FluoroJade B staining for degenerating neurons stains olfactory neurons of PD-exposed, but not control, rats. A: Olfactory neuroepithelium of nasal section T2 in an air-exposed control rat. B: Olfactory neuroepithelium of nasal section T2 in a PD-exposed rat. C: Olfactory neuroepithelium of nasal section T4 in a PD-exposed rat.

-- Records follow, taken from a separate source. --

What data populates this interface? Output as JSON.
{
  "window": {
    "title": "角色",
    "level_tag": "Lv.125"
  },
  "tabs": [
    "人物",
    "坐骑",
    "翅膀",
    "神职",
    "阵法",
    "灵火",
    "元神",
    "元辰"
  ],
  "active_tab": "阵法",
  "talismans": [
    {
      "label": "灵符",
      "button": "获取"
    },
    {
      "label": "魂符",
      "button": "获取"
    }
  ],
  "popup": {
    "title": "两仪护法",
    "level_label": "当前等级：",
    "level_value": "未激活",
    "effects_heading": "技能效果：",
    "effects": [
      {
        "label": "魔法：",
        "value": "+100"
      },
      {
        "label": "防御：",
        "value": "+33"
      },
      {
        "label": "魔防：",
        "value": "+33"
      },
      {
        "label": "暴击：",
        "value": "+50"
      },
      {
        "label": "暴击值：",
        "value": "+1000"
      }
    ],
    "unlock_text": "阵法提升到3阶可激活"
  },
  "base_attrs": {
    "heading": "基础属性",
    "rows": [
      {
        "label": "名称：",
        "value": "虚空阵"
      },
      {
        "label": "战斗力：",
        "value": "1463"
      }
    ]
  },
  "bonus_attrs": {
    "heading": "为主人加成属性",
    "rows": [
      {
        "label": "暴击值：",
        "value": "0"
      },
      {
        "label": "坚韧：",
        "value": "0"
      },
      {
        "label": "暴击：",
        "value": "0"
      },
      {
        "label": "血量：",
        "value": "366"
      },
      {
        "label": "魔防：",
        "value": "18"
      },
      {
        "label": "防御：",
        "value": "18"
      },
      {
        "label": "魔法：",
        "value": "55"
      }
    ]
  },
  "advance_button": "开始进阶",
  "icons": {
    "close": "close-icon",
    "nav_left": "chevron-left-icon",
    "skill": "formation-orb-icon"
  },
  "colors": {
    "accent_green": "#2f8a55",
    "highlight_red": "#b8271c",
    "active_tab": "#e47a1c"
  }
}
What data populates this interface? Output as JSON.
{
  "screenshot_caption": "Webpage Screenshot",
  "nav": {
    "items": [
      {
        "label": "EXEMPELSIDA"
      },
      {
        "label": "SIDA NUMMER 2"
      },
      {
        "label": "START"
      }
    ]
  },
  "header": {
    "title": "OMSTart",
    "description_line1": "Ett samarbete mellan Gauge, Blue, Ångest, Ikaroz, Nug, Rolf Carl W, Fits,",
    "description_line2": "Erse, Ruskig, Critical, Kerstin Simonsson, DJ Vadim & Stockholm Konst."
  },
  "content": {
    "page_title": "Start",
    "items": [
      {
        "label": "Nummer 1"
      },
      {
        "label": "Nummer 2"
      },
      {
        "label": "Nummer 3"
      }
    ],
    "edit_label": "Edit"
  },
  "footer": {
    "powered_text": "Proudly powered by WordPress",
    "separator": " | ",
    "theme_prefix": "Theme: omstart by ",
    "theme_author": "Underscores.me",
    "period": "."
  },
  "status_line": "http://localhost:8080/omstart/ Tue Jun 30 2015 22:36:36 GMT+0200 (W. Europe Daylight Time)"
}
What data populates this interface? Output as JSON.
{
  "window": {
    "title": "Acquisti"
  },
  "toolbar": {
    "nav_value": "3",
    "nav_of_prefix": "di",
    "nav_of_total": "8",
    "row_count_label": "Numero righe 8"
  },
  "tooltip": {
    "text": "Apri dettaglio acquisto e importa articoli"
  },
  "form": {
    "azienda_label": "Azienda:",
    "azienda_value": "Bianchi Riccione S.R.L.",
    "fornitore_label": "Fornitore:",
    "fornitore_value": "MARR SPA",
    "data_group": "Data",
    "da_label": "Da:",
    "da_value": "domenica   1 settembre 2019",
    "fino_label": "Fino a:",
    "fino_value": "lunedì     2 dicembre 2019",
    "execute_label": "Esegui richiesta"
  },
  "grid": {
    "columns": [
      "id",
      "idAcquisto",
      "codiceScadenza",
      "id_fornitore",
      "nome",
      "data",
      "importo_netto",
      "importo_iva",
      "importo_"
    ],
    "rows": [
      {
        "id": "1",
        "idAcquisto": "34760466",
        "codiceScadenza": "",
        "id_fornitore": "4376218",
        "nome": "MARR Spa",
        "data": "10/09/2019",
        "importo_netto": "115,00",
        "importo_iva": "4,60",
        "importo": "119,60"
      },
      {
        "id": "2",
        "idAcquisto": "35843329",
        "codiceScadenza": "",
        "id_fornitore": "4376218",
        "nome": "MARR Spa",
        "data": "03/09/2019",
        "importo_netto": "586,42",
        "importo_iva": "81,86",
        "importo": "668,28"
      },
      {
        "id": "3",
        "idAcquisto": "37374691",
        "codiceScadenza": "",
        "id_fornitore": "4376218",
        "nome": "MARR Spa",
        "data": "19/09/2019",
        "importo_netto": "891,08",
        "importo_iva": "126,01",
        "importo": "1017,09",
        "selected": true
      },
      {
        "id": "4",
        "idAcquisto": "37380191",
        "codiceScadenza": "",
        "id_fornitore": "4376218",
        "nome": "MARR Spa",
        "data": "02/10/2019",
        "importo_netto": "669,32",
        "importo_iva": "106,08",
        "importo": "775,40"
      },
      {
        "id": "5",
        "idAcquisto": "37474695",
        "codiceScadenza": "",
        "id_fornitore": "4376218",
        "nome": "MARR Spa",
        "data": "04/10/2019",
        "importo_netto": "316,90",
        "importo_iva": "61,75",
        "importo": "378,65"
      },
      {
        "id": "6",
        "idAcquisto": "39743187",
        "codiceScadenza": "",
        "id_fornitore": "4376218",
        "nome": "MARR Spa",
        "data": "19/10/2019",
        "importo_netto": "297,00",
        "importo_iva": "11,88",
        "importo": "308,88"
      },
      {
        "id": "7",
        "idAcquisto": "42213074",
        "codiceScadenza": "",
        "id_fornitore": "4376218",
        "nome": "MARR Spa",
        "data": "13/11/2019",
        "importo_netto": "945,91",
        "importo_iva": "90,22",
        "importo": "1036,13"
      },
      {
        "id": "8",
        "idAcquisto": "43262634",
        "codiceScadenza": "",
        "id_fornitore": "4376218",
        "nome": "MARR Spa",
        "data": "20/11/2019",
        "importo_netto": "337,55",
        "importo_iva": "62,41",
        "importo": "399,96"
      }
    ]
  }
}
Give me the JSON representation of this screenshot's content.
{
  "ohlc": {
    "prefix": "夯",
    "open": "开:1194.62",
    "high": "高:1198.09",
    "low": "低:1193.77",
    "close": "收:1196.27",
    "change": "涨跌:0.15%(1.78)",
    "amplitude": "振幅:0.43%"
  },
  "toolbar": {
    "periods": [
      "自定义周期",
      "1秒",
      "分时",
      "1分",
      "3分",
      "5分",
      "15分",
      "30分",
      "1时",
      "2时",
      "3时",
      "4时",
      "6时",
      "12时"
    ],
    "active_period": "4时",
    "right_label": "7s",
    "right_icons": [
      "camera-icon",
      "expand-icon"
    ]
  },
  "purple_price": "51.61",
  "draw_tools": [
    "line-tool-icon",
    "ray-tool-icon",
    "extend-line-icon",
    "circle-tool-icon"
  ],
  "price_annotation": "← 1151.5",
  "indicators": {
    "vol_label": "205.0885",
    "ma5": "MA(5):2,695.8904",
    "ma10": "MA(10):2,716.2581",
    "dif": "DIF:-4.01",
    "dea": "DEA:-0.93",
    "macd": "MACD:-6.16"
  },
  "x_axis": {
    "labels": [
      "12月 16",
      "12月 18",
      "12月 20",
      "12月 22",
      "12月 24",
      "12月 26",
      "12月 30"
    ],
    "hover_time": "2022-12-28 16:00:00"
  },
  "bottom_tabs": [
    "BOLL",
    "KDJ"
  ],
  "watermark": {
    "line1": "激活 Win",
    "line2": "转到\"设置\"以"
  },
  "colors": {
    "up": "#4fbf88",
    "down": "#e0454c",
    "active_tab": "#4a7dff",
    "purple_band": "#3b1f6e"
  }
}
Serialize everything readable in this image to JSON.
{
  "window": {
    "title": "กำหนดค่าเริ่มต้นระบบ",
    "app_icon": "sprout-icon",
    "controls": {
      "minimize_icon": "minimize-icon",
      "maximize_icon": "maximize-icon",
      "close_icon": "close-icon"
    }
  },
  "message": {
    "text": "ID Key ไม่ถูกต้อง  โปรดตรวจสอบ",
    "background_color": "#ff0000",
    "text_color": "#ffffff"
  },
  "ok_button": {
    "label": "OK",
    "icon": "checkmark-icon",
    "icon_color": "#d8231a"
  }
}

Scale bar = 20 μm.

Figure 10

Inhalation of PD (270 ppm, 6 hours 41 minutes) alters mRNA expression in discrete brain areas. A: The inflammatory mediator IL-6 is induced in the OB, STR, HIP, and CER. B: The inflammatory mediator Nos2 is up-regulated in the OB, STR, HIP, and CER. C: Cldn1 is increased in the OB and STR, but not in the HIP or CER. D: Vegf-A expression decreases in the OB, STR, HIP, and CER. AIR denotes control group exposed to air. Asterisk denotes significant change from air-exposed controls.